Thanks Chicago Public Library!

I’ve been sharing with you my love of the library and my obsession with my new Kindle. They have now morphed together. This morning as I was going through my Twitter feed, I discovered the Chicago Public Library is now offering e-books for my Kindle. Yes I shrieked with delight in my apartment, causing my two cats to look at my like I was insane.

I read the Sun-Times article and was pleased to know that the Chicago Public Library has multiple digital copies of the best-selling books to borrow. All you have to do is log onto the site and enter your library card number and zip code. 3,546 books at my fingertips for free. And I don’t have to worry about late fees! Sign me up now.

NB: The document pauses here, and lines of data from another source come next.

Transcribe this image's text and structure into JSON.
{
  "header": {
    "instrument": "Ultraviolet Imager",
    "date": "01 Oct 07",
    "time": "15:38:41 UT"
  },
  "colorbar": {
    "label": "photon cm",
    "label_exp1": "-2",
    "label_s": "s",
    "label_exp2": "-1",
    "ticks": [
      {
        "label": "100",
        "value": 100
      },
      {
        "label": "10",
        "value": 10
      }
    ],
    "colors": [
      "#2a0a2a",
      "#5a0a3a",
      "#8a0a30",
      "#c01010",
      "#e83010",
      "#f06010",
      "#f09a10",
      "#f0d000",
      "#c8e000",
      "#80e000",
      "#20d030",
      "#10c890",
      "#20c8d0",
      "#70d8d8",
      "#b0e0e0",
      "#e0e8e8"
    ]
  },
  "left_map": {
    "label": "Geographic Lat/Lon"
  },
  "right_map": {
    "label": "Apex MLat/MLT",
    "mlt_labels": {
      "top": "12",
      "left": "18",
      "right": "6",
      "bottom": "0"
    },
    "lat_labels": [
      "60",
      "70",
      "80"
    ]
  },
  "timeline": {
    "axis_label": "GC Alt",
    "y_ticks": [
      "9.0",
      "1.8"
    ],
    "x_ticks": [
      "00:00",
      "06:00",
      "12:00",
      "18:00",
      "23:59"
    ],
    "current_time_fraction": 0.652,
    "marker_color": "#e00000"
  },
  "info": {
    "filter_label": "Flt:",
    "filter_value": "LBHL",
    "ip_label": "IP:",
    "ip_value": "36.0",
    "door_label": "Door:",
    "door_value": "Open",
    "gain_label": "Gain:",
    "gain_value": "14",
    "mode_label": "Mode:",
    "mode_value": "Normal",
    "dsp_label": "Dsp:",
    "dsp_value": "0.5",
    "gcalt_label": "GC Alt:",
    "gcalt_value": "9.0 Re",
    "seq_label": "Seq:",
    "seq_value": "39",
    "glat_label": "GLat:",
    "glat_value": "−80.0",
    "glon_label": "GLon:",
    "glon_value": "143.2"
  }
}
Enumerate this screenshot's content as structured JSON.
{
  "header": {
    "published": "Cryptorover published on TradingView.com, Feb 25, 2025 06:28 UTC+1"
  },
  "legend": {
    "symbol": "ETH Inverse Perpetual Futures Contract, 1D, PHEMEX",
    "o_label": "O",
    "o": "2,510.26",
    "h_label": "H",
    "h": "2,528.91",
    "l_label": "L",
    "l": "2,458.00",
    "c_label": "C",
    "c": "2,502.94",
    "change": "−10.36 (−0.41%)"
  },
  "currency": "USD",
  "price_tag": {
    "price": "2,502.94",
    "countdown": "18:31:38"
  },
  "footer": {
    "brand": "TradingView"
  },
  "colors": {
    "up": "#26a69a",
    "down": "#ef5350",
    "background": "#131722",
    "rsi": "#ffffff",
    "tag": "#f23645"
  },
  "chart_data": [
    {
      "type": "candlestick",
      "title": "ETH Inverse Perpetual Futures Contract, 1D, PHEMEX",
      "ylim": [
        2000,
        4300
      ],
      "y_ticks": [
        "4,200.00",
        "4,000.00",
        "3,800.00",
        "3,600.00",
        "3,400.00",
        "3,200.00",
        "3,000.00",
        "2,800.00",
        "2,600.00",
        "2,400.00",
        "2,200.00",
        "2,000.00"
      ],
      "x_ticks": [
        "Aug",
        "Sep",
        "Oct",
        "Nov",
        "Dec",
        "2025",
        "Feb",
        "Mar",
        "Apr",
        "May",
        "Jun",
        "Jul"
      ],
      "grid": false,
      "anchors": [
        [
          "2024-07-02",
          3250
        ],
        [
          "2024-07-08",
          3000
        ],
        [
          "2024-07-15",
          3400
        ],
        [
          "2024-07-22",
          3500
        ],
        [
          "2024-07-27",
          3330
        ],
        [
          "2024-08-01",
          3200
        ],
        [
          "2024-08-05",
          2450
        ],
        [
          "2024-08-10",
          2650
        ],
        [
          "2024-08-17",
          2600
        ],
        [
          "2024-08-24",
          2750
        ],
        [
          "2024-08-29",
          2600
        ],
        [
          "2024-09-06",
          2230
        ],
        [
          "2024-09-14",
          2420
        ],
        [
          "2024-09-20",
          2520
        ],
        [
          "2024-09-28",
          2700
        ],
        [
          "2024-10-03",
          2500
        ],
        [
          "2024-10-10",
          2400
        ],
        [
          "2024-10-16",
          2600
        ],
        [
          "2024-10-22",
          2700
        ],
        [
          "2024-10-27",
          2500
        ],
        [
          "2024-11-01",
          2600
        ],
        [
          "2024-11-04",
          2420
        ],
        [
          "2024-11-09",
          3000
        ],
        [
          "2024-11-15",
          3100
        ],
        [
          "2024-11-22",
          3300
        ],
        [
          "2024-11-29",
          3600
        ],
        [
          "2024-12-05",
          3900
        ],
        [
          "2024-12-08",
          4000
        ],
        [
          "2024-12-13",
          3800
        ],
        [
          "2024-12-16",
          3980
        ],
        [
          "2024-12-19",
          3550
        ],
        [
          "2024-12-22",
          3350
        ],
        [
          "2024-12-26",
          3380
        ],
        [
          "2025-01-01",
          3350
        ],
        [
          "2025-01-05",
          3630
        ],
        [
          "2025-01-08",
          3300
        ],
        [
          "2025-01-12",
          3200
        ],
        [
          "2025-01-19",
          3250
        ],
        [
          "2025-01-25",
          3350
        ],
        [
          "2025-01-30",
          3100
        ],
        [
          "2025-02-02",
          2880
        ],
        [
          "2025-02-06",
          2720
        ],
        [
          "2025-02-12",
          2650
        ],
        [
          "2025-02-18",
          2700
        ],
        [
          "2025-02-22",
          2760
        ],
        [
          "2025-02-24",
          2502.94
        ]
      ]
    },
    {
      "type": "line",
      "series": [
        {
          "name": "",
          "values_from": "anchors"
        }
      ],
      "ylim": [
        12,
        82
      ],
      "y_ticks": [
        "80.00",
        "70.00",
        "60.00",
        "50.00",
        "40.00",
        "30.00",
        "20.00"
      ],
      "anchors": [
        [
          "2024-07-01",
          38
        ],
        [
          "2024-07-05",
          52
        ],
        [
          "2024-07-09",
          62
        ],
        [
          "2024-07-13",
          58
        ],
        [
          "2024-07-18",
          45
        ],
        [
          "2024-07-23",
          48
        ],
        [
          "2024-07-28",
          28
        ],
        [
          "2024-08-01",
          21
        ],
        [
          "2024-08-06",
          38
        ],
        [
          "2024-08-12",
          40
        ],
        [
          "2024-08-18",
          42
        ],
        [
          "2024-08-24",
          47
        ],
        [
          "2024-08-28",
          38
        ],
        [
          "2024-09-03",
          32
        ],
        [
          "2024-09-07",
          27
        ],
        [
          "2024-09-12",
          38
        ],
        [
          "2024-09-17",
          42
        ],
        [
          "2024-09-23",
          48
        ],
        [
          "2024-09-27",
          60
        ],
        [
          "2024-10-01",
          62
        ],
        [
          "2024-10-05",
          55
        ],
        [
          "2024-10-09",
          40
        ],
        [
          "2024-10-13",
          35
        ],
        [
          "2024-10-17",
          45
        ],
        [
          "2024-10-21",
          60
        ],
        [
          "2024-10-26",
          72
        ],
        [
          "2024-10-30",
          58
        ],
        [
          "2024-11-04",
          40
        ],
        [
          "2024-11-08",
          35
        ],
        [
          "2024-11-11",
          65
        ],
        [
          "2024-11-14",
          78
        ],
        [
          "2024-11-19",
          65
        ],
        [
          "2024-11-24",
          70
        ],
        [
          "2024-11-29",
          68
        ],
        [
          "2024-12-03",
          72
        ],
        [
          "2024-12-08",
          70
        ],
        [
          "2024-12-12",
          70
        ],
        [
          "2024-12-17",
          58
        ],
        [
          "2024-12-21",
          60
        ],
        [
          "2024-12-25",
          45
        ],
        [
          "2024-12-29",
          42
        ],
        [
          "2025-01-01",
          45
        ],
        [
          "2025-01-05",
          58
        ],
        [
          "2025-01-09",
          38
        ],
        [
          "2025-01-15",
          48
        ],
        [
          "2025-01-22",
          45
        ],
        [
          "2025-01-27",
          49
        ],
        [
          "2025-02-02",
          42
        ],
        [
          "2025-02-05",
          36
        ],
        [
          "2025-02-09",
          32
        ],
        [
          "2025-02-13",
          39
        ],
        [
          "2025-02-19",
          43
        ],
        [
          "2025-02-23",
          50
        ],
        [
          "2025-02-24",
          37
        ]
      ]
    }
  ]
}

I immediately logged onto the Chicago Public Library site to view what was available and I was not surprised to find myself looking at a wait list for many of the best sellers. As Jen commented on my post about the potential Amazon digital library, many people don’t want to wait on these lists. That’s fine for you all, but this girl is adding herself on the wait list now. The nice thing is is that the site shows you how many copies of the e-book are available and how many people are on the waiting list.

Since I have gotten my Kindle, I have been devouring books like crazy. I’m a firm believer that the more you read the better you write.  This discovery is going to feed into my desire to read and desire to write. Winter in Chicago is coming and I think I just figured out what I’m going to do holed up in my apartment when the snow comes.

My View on the Potential Amazon Digital Library

I saw a tweet come through on my feed this morning about Amazon wanting to launch a subscription-based library for the Kindle. As a new Kindle owner, I thought the idea would appeal to me. It doesn’t. In fact, it disturbs me.

I can’t imagine having to pay to access a library. As I shared with you in an earlier post, I grew up in the library. We have free public libraries across the country that are starting to adapt to digitally published books. Why pay for monthly access when you can still borrow a digital book from the good old fashioned library?

The obvious answer is convenience and availability.

Fine, if you want to pay for your subscription, do it. But reports are saying that Amazon wants to make it available to prime members. I am not paying $79 a year to rent books.

Why Amazon? You already let Kindle users share books for two weeks. Most of the classics are free. Sorry, this subscription thing is not for me.

My other concern, also addressed in the article, is how authors are going to be affected. As I have started to blog and have become more active on social media sites, I have had the opportunity to connect with a lot of authors. I understand publishers are leery about this idea, but how will this impact those who are self-published writers and have e-books through Amazon? Are they going to be included in this “premium” library? Would they even want to be?

It will be interesting to see if Amazon goes forward with this idea. What do you think?

Is a Library a Library Without Books?

I was a library junkie when I was a kid. I grew up spending my summers with the Chicago Public Library, first completing the summer reading program and then as a volunteer. I love the smell of books and browsing the shelves for a new find. I still do.

I saw the headline “Is a Bookless Library Still a Library?” on the Time website. Colleges are now creating bookless libraries with lots of seats and computers that have access to the library’s collection of electronic materials.

I suppose this was bound to happen with the advances in technology, but it poses a few great questions. What happens when a server goes down or a power outage happens? How do you access any materials? How do you archive your materials?

I’m old school and I know it. I like being able to make notes on paper and highlight things. Those techniques are what helps me write and outline the point I want to convey to others. Sure you can do all of that on the iPad and the Kindle. Some of you would probably call me a tree killer.

As I wrote in an earlier post, I still love to write drafts out on a legal pad or a journal to outline my thoughts. I couldn’t think of being in college and not having books to put notations with Post-It notes.